Outra questão que distorce a análise de Amorim Neto é a tendência relatada de que temas comuns originalmente discutidos na Assembleia migrassem para o Conselho de Segurança nos últimos tempos. Atualmente, repetem-se as discussões da CS sobre os temas "segurança humana", "segurança alimentar", "segurança ambiental", "segurança energética", etc. - a configuração do que se chama de "securitização da agenda internacional". Aparentemente também reflete a percepção dos atores de que o órgão da ONU que realmente importa é o Conselho de Segurança; o resto é "talk shop". Daí a mencionada mudança do eixo político da organização. Por fim, cabe lembrar que ao longo da história das Nações Unidas coexistiram dois registros – o formal e o informal. Isso se aplica a praticamente toda organização política que não represente o excepcionalismo da ONU, não fosse o fato de que nos últimos 25 anos a técnica de construção de maioria (majoritarismo) foi gradativamente substituída pela construção de consenso entre os Estados membros. Essa tendência é particularmente pronunciada no Conselho de Segurança, resultando em um baixo uso do veto expedito a partir da década de 1990, uma forma informal de dirimir divergências e dissipar as contradições mais gritantes. Além disso, estruturas paralelas aos fóruns da ONU, como coalizões intergovernamentais, interferem na votação estatal porque levam ao estabelecimento de posições em bloco e padrões de votação, igualando (ou aumentando) as diferenças entre os países (Kahler, 1992; Prantl, 2005 ). Infelizmente, essa complexidade do voto não é discutida em De Dutra e Lula.

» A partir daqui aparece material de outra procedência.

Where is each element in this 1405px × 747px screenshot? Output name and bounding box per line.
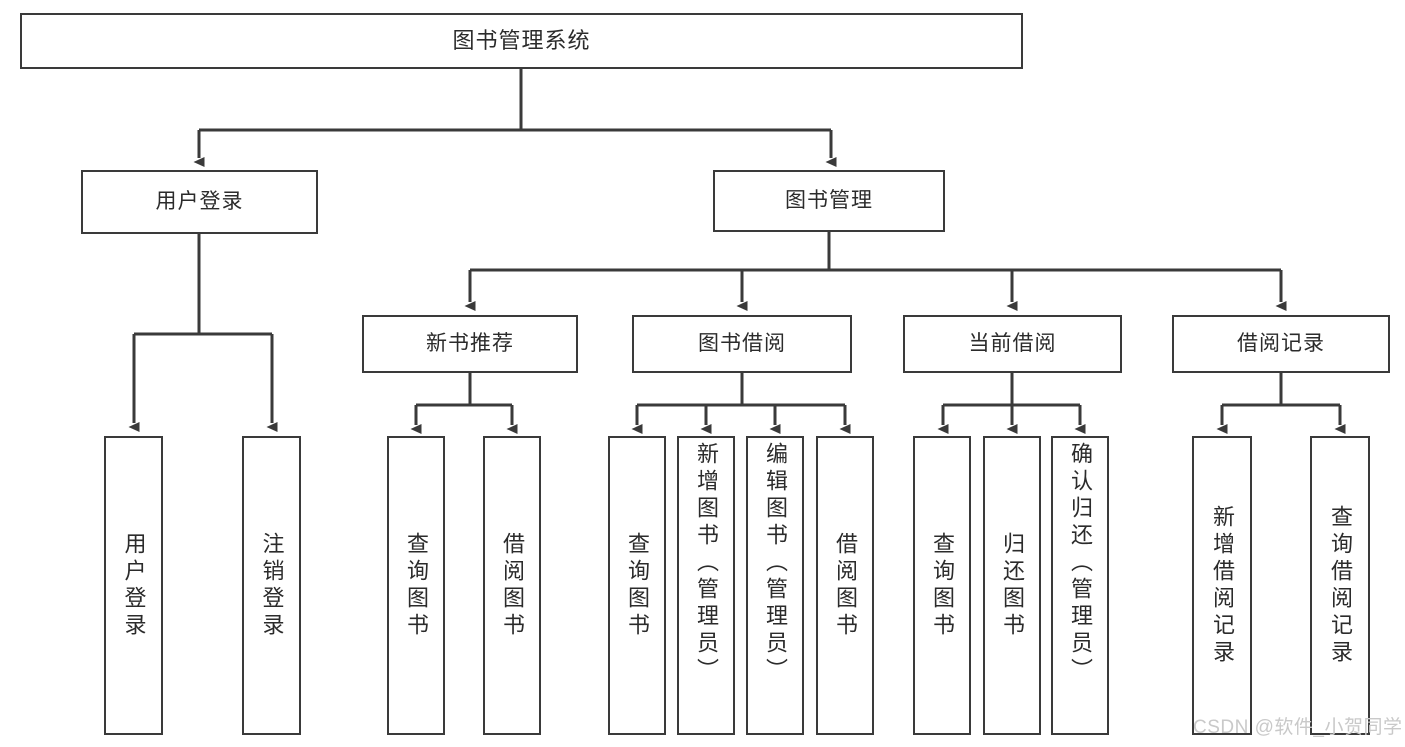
node-label: 编辑图书（管理员） [763,442,788,685]
leaf-query-borrow-record[interactable]: 查询借阅记录 [1310,436,1370,735]
node-label: 查询图书 [625,531,650,640]
leaf-user-logout[interactable]: 注销登录 [242,436,301,735]
leaf-query-book-recommend[interactable]: 查询图书 [387,436,445,735]
node-label: 借阅图书 [833,531,858,640]
leaf-user-login[interactable]: 用户登录 [104,436,163,735]
node-label: 当前借阅 [968,331,1057,355]
leaf-add-borrow-record[interactable]: 新增借阅记录 [1192,436,1252,735]
leaf-return-book[interactable]: 归还图书 [983,436,1041,735]
node-label: 查询图书 [404,531,429,640]
node-label: 查询图书 [930,531,955,640]
node-label: 图书管理 [785,188,873,212]
leaf-borrow-book[interactable]: 借阅图书 [816,436,874,735]
node-book-borrow[interactable]: 图书借阅 [632,315,852,373]
leaf-query-book-current[interactable]: 查询图书 [913,436,971,735]
node-borrow-records[interactable]: 借阅记录 [1172,315,1390,373]
node-new-book-recommend[interactable]: 新书推荐 [362,315,578,373]
node-label: 借阅记录 [1237,331,1325,355]
node-label: 用户登录 [121,531,147,640]
leaf-query-book-borrow[interactable]: 查询图书 [608,436,666,735]
node-label: 图书借阅 [698,331,786,355]
node-label: 确认归还（管理员） [1068,442,1093,685]
node-label: 新增借阅记录 [1210,504,1235,667]
node-label: 注销登录 [259,531,285,640]
leaf-borrow-book-recommend[interactable]: 借阅图书 [483,436,541,735]
node-label: 归还图书 [1000,531,1025,640]
csdn-watermark: CSDN @软件_小贺同学 [1193,717,1403,738]
node-current-borrow[interactable]: 当前借阅 [903,315,1122,373]
node-label: 借阅图书 [500,531,525,640]
node-label: 用户登录 [155,189,244,213]
node-user-login[interactable]: 用户登录 [81,170,318,234]
node-book-management[interactable]: 图书管理 [713,170,945,232]
leaf-edit-book-admin[interactable]: 编辑图书（管理员） [746,436,804,735]
node-label: 新增图书（管理员） [694,442,719,685]
node-root-system[interactable]: 图书管理系统 [20,13,1023,69]
node-label: 查询借阅记录 [1328,504,1353,667]
node-label: 新书推荐 [426,331,514,355]
node-label: 图书管理系统 [452,28,591,54]
leaf-confirm-return-admin[interactable]: 确认归还（管理员） [1051,436,1109,735]
leaf-add-book-admin[interactable]: 新增图书（管理员） [677,436,735,735]
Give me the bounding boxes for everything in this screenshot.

Por fim, Amorim Neto conclui seu texto com um eloquente parágrafo de disclaimer em que afirma que o modelo de análise desenvolvido no livro é historicamente ultrapassado. No entendimento do autor, seus pressupostos são desafiados pela "universalização das relações internacionais do Brasil", sua "ascensão ao status de global player", "a emergência da China como principal parceiro comercial do país", "declínio imperial dos Estados Unidos desde 2003 " bem como "a proliferação de atores envolvidos no processo decisório doméstico [PEB]” (p. 177). É justo. E talvez fosse oportuno indagar, diante de todas as ressalvas levantadas, se De Dutra a Lula ainda seria uma leitura de referência para iniciantes e iniciados em política externa. Naturalmente, é muito cedo para responder à pergunta de forma conclusiva ou para estimar o impacto do livro na comunidade de pensamento de relações internacionais no Brasil. O tempo dirá a importância desse esforço inaugural.

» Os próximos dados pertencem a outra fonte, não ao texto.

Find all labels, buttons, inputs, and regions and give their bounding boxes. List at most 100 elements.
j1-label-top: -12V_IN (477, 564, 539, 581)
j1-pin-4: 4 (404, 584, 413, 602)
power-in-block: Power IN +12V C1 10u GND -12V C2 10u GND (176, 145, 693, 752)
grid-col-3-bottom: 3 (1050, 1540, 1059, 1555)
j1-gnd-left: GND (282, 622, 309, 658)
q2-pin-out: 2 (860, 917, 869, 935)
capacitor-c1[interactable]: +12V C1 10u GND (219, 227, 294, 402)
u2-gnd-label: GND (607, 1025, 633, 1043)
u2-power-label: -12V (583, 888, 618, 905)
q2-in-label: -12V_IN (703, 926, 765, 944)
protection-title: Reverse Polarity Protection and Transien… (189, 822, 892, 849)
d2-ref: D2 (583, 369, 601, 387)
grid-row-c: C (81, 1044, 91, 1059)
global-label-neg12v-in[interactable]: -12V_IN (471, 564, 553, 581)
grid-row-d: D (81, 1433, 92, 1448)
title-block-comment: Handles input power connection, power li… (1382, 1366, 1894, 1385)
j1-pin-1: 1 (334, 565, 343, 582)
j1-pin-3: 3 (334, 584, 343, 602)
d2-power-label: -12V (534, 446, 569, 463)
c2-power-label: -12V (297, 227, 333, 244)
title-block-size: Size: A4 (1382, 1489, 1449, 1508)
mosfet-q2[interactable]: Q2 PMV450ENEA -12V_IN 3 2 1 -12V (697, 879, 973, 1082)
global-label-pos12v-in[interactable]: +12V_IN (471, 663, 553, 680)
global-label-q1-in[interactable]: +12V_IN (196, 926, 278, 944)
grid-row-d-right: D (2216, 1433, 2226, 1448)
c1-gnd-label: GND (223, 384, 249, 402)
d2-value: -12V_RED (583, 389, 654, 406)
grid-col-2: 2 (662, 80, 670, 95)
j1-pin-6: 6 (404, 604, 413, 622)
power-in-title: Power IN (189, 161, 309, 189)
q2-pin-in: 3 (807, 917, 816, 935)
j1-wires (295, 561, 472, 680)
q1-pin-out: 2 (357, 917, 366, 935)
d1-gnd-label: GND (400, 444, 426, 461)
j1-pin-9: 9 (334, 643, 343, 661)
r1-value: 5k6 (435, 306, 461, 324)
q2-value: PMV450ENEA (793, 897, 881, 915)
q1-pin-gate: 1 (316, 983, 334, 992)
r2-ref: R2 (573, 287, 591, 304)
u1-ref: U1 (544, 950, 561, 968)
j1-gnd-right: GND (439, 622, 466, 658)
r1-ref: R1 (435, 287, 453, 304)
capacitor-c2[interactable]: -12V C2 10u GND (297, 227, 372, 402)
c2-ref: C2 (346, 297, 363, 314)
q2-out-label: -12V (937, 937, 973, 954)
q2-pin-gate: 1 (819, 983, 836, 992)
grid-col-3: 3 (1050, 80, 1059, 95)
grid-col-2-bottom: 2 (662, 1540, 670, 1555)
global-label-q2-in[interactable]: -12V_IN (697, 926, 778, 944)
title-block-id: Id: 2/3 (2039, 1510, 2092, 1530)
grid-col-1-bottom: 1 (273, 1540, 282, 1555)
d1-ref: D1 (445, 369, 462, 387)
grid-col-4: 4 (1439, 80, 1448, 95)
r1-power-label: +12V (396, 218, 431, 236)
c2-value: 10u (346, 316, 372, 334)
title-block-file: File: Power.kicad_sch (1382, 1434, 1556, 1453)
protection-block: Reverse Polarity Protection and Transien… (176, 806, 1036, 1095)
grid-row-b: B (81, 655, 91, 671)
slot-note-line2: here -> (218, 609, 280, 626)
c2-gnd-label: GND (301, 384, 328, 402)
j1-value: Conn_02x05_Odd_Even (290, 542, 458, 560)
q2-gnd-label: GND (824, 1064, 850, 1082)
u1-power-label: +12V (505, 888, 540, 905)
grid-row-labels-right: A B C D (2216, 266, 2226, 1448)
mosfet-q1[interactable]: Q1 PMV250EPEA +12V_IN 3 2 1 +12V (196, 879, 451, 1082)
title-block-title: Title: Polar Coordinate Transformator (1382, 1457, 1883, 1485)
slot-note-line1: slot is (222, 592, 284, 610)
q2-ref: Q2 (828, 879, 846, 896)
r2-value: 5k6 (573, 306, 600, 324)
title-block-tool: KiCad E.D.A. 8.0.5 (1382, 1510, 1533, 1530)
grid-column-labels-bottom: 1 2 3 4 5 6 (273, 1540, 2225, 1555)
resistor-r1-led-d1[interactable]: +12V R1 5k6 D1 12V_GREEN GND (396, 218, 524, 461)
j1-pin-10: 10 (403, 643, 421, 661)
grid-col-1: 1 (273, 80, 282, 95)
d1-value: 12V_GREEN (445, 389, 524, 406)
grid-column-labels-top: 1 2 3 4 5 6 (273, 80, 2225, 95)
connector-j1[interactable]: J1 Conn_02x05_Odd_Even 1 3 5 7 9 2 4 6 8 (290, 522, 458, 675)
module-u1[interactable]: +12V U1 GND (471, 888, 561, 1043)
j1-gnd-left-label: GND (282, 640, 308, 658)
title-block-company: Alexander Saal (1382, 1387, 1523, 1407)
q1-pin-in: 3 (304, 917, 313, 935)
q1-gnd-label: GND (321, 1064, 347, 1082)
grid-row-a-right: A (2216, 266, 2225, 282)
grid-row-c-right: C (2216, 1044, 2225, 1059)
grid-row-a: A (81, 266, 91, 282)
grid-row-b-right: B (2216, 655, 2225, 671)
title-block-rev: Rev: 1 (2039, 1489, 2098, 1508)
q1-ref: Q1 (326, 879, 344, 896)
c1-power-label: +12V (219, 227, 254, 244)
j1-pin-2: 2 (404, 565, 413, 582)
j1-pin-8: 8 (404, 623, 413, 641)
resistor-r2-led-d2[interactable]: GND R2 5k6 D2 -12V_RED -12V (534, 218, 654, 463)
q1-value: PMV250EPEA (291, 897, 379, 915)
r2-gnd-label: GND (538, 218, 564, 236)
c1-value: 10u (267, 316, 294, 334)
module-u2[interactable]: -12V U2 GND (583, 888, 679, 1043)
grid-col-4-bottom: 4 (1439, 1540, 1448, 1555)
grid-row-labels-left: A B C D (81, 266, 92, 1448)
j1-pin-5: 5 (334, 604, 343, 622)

As correções que fazemos nesta revisão não devem de forma alguma diminuir a extensão da proeza analítica de seu autor. Tampouco devem ser lidas como um manifesto anti-empírico, muito menos levar o leitor à conclusão de que a chegada de ativistas quantitativos no campo dos estudos de política externa brasileira é um evento indesejável e perigoso. Definitivamente não é sobre isso. A evolução do estado atual exige novas e novas abordagens ao objeto, preferencialmente com enfoque empírico – sejam estudos de caso ou estudos comparativos. No entanto, em contrapartida ao esforço académico de Amorim Neto, subsiste uma clara necessidade de aperfeiçoamentos conceptuais e teóricos. Somente um melhor equilíbrio entre velhas e novas abordagens de EBP pode levar a um porto seguro.